Oil continues to account for about half of GDP, with non-oil activities achieving notable growth. This includes the manufacturing sector which increased by 10.8%.
The Emirate’s GDP is projected to grow in the range of 6% to 8% in 2012, supported by increases in oil revenues and government spending.
In 2012, the Abu Dhabi authorities remain dedicated to investing in diversification of the local economy.
The government’s move to develop free-trade zones, in line with its long-term plan to boost the role of the private sector in the economy, is aimed at turning the region into a driving force for economic growth in the future.
The general strategy is designed to shift the government’s role from provider to regulator, putting the private sector at the heart of Abu Dhabi’s economic development.
Continued government spending on infrastructure, and other development projects in various areas, has led to the revival of the local economy.
A rise in industrial activity reflects the government’s efforts to promote this sector as one of the pillars of sustainable development.
The manufacturing base is strengthened by the continued development of the Khalifa Industrial Zone, Abu Dhabi (KIZAD). This 420-sq-km industrial area was launched in 2010 and will eventually be integrated with Khalifa Port. By 2030, the zone is expected to account for 15% of the Emirate’s non-oil GDP, in addition to providing around 100,000 jobs.
Up to the end of the first half of 2011, more than 100 firms had applied to set up operations at KIZAD. Performance of the zone in terms of attracting foreign investors reportedly exceeds projections.
The government also granted free-zone status to the properties of Abu Dhabi Airports Company (ADAC) which will develop zones around Abu Dhabi International, Al Bateen and Al Ain International airports.
The twofour54 free zone was designed as a media hub and is home to the regional offices of CNN and the BBC. It has been in operation since 2008.
Advantages of free-trade zones in Abu Dhabi include 100% foreign ownership, certain tax exemptions and discounts on energy and land costs.
Despite minor delays in the tourism sector, the Emirate is also continuing to encourage contributions from international investors. These could include expertise and technical capacity, in addition to capital. These are potentially important factors to help the Emirate shift away from its traditional economic dependence on the hydrocarbons’ sector and create jobs for its citizens.
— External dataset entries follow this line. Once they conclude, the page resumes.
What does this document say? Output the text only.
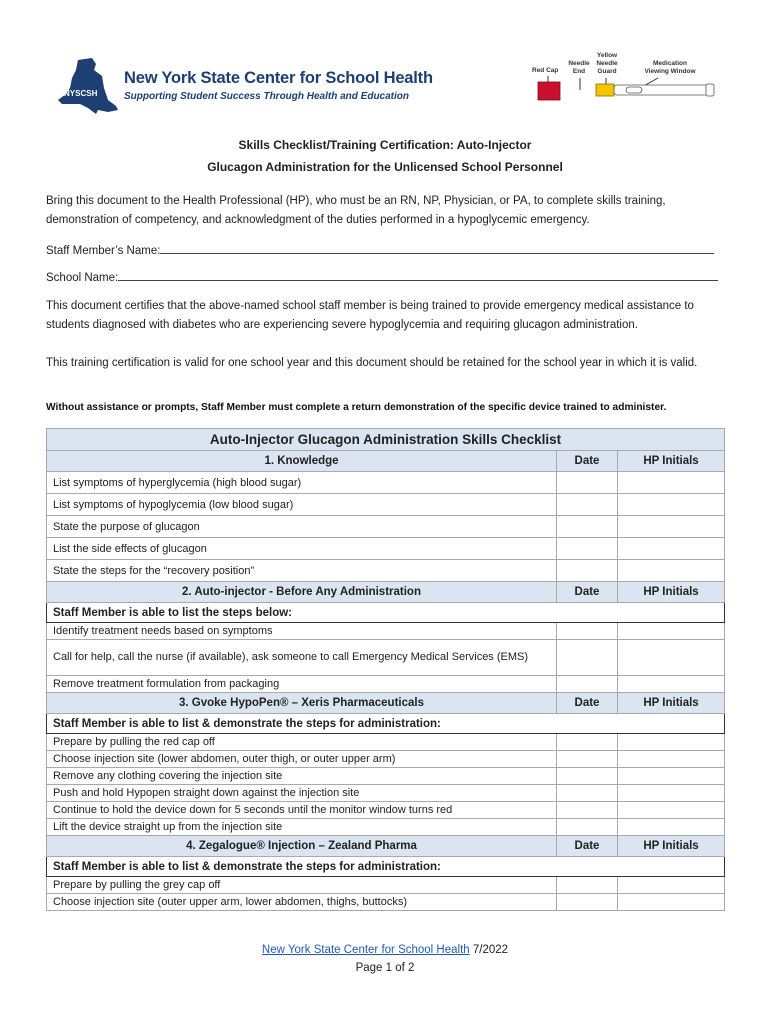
NYSCSH
New York State Center for School Health
Supporting Student Success Through Health and Education
Red Cap
Needle End
Yellow Needle Guard
Medication Viewing Window
Skills Checklist/Training Certification: Auto-Injector
Glucagon Administration for the Unlicensed School Personnel
Bring this document to the Health Professional (HP), who must be an RN, NP, Physician, or PA, to complete skills training, demonstration of competency, and acknowledgment of the duties performed in a hypoglycemic emergency.
Staff Member’s Name:
School Name:
This document certifies that the above-named school staff member is being trained to provide emergency medical assistance to students diagnosed with diabetes who are experiencing severe hypoglycemia and requiring glucagon administration.
This training certification is valid for one school year and this document should be retained for the school year in which it is valid.
Without assistance or prompts, Staff Member must complete a return demonstration of the specific device trained to administer.
Auto-Injector Glucagon Administration Skills Checklist		
1. Knowledge	Date	HP Initials
List symptoms of hyperglycemia (high blood sugar)		
List symptoms of hypoglycemia (low blood sugar)		
State the purpose of glucagon		
List the side effects of glucagon		
State the steps for the “recovery position”		
2. Auto-injector - Before Any Administration	Date	HP Initials
Staff Member is able to list the steps below:		
Identify treatment needs based on symptoms		
Call for help, call the nurse (if available), ask someone to call Emergency Medical Services (EMS)		
Remove treatment formulation from packaging		
3. Gvoke HypoPen® – Xeris Pharmaceuticals	Date	HP Initials
Staff Member is able to list & demonstrate the steps for administration:		
Prepare by pulling the red cap off		
Choose injection site (lower abdomen, outer thigh, or outer upper arm)		
Remove any clothing covering the injection site		
Push and hold Hypopen straight down against the injection site		
Continue to hold the device down for 5 seconds until the monitor window turns red		
Lift the device straight up from the injection site		
4. Zegalogue® Injection – Zealand Pharma	Date	HP Initials
Staff Member is able to list & demonstrate the steps for administration:		
Prepare by pulling the grey cap off		
Choose injection site (outer upper arm, lower abdomen, thighs, buttocks)		
New York State Center for School Health 7/2022
Page 1 of 2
The three museums – Abu Dhabi branches of the Louvre and Guggenheim, and the Zayed National Museum – will become a part of the art and culture complex located on Saadiyat Island.
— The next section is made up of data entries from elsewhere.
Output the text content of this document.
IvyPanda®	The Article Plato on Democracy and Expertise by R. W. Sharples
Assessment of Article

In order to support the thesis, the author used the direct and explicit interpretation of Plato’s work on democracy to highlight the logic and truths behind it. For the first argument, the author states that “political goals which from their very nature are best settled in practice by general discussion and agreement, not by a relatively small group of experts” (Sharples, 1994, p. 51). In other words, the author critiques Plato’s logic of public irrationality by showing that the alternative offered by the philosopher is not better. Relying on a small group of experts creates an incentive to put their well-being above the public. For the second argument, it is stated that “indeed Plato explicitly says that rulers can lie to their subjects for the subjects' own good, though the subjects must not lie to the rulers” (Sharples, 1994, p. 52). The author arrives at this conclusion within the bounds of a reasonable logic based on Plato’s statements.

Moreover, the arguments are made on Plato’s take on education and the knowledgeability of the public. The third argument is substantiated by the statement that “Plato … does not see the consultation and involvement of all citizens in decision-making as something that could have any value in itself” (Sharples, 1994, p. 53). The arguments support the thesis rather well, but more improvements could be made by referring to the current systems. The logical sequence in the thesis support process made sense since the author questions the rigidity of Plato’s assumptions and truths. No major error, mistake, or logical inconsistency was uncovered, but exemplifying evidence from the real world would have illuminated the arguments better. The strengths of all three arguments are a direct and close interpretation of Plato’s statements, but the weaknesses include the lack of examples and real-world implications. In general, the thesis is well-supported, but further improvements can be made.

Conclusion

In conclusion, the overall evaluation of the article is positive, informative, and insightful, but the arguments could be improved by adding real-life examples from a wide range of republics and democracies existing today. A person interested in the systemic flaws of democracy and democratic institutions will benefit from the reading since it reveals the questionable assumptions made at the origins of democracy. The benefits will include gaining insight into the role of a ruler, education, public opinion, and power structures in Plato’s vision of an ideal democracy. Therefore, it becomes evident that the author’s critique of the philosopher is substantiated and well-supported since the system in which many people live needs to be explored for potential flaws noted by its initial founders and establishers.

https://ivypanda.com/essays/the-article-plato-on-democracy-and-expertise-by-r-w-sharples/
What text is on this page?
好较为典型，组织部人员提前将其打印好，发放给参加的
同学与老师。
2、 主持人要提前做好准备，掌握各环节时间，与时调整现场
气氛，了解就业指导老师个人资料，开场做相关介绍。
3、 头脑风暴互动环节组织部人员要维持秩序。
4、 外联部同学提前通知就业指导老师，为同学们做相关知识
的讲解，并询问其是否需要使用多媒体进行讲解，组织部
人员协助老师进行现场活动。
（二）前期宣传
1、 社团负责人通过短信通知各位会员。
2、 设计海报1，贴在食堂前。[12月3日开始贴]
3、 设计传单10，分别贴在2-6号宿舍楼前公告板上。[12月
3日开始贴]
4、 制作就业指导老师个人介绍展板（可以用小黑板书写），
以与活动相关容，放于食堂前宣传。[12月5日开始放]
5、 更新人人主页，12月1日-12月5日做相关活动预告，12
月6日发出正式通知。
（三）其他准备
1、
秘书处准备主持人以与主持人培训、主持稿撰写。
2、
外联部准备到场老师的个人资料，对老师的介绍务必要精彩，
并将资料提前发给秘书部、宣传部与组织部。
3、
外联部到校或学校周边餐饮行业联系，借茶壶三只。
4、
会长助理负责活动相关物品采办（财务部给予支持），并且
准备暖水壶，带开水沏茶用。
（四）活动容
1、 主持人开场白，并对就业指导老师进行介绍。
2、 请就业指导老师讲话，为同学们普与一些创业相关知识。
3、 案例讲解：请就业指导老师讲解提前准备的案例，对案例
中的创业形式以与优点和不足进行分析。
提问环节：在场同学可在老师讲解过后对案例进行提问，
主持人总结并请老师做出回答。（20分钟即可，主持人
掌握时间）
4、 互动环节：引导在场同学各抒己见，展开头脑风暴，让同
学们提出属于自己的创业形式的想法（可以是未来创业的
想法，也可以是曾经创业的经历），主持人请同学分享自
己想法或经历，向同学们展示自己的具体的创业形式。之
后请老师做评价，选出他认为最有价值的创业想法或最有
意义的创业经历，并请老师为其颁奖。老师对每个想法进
Progress towards long-term diversification is the main objective of various government initiatives in Abu Dhabi.
Key elements of the Emirates’ economic diversification programme, including the development of the manufacturing base, are moving ahead as planned, with the government reiterating its commitment to encourage investment.
Within the financial sector, lending rose to its highest point in 2011. Capital markets have also been marked by increased initial public offerings.
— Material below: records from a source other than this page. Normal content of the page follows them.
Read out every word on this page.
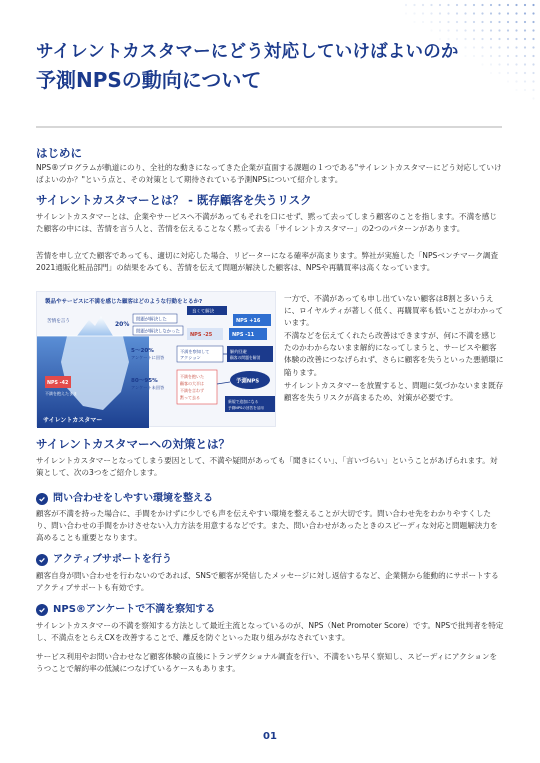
サイレントカスタマーにどう対応していけばよいのか
予測NPSの動向について
はじめに
NPS®プログラムが軌道にのり、全社的な動きになってきた企業が直面する課題の１つである"サイレントカスタマーにどう対応していけばよいのか？"という点と、その対策として期待されている予測NPSについて紹介します。
サイレントカスタマーとは？ - 既存顧客を失うリスク
サイレントカスタマーとは、企業やサービスへ不満があってもそれを口にせず、黙って去ってしまう顧客のことを指します。不満を感じた顧客の中には、苦情を言う人と、苦情を伝えることなく黙って去る「サイレントカスタマー」の2つのパターンがあります。
苦情を申し立てた顧客であっても、適切に対応した場合、リピーターになる確率が高まります。弊社が実施した「NPSベンチマーク調査2021通販化粧品部門」の結果をみても、苦情を伝えて問題が解決した顧客は、NPSや再購買率は高くなっています。
製品やサービスに不満を感じた顧客はどのような行動をとるか?
苦情を言う	20%
問題が解決した
問題が解決しなかった
良くて解決
NPS +16
NPS -25	NPS -11
5〜20%
アンケートに回答
80〜95%
アンケート未回答
NPS -42
不満を抱えたまま
不満を察知して
アクション
不満を抱いた
顧客の大半は
不満を言わず
黙って去る
解約回避
顧客の問題を解消
予測NPS
新規で追加になる
予測NPSの回答を活用
サイレントカスタマー
一方で、不満があっても申し出ていない顧客は8割と多いうえに、ロイヤルティが著しく低く、再購買率も低いことがわかっています。
不満などを伝えてくれたら改善はできますが、何に不満を感じたのかわからないまま解約になってしまうと、サービスや顧客体験の改善につなげられず、さらに顧客を失うといった悪循環に陥ります。
サイレントカスタマーを放置すると、問題に気づかないまま既存顧客を失うリスクが高まるため、対策が必要です。
サイレントカスタマーへの対策とは？
サイレントカスタマーとなってしまう要因として、不満や疑問があっても「聞きにくい」、「言いづらい」ということがあげられます。対策として、次の3つをご紹介します。
問い合わせをしやすい環境を整える
顧客が不満を持った場合に、手間をかけずに少しでも声を伝えやすい環境を整えることが大切です。問い合わせ先をわかりやすくしたり、問い合わせの手間をかけさせない入力方法を用意するなどです。また、問い合わせがあったときのスピーディな対応と問題解決力を高めることも重要となります。
アクティブサポートを行う
顧客自身が問い合わせを行わないのであれば、SNSで顧客が発信したメッセージに対し返信するなど、企業側から能動的にサポートするアクティブサポートも有効です。
NPS®アンケートで不満を察知する
サイレントカスタマーの不満を察知する方法として最近主流となっているのが、NPS（Net Promoter Score）です。NPSで批判者を特定し、不満点をとらえCXを改善することで、離反を防ぐといった取り組みがなされています。
サービス利用やお問い合わせなど顧客体験の直後にトランザクショナル調査を行い、不満をいち早く察知し、スピーディにアクションをうつことで解約率の低減につなげているケースもあります。
01
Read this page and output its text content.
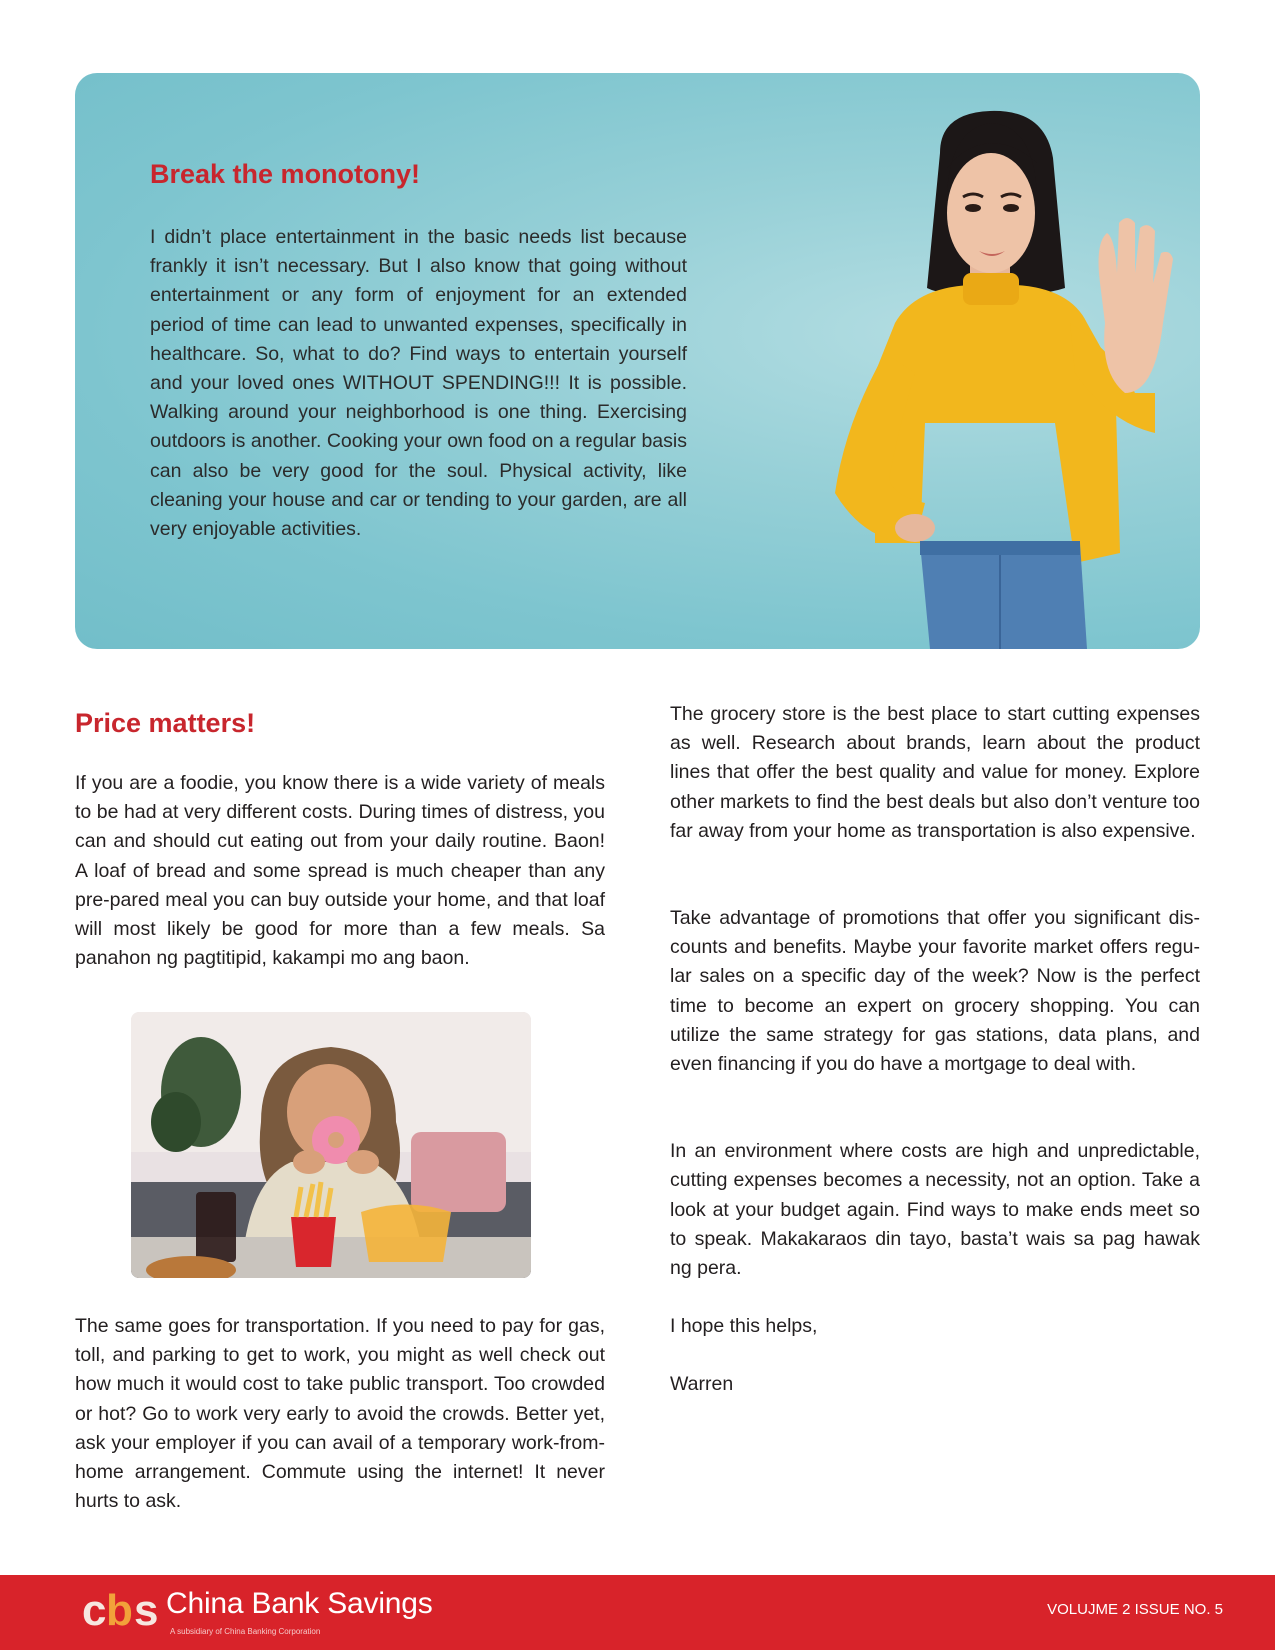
Break the monotony!

I didn’t place entertainment in the basic needs list because frankly it isn’t necessary. But I also know that going without entertainment or any form of enjoyment for an extended period of time can lead to unwanted expenses, specifically in healthcare. So, what to do? Find ways to entertain yourself and your loved ones WITHOUT SPENDING!!! It is possible. Walking around your neighborhood is one thing. Exercising outdoors is another. Cooking your own food on a regular basis can also be very good for the soul. Physical activity, like cleaning your house and car or tending to your garden, are all very enjoyable activities.

Price matters!

If you are a foodie, you know there is a wide variety of meals to be had at very different costs. During times of distress, you can and should cut eating out from your daily routine. Baon! A loaf of bread and some spread is much cheaper than any pre-pared meal you can buy outside your home, and that loaf will most likely be good for more than a few meals. Sa panahon ng pagtitipid, kakampi mo ang baon.

The same goes for transportation. If you need to pay for gas, toll, and parking to get to work, you might as well check out how much it would cost to take public transport. Too crowded or hot? Go to work very early to avoid the crowds. Better yet, ask your employer if you can avail of a temporary work-from-home arrangement. Commute using the internet! It never hurts to ask.

The grocery store is the best place to start cutting expenses as well. Research about brands, learn about the product lines that offer the best quality and value for money. Explore other markets to find the best deals but also don’t venture too far away from your home as transportation is also expensive.

Take advantage of promotions that offer you significant dis-counts and benefits. Maybe your favorite market offers regu-lar sales on a specific day of the week? Now is the perfect time to become an expert on grocery shopping. You can utilize the same strategy for gas stations, data plans, and even financing if you do have a mortgage to deal with.

In an environment where costs are high and unpredictable, cutting expenses becomes a necessity, not an option. Take a look at your budget again. Find ways to make ends meet so to speak. Makakaraos din tayo, basta’t wais sa pag hawak ng pera.

I hope this helps,

Warren

c b s China Bank Savings

A subsidiary of China Banking Corporation

VOLUJME 2 ISSUE NO. 5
Manufacturing is benefiting from ongoing investment, with base metals and petrochemicals playing important roles.
Oil revenues and the Emirate’s sovereign wealth funds are helping to underwrite massive infrastructure upgrades which can facilitate future economic growth.
Legal reforms are making investment easier and information collection more efficient.
In addition to encouraging growth in a number of different sectors, the government is focused on building better business environments for small and medium-sized enterprises.
2012 started on a note of optimism amidst an environment of improving economic conditions in the capital of the United Arab Emirates.
Anticipated economic expansion will continue to be driven by an increased non-oil sector performance.
Abu Dhabi’s economy looks set to benefit from increased private sector participation at all existing levels.
The Abu Dhabi Department of Economic Development is planning for sustained growth in non-oil activities and estimates that such activity will generate 64% of the Emirate’s income by 2030.
Political unrest in other Middle East countries has had a significant impact on oil prices, pushing them higher. Revenue from oil and related industries is clearly the key source of income for Abu Dhabi. Government authorities are exploring multiple options for future development due to the huge budget surplus the local economy is likely to enjoy in the coming years.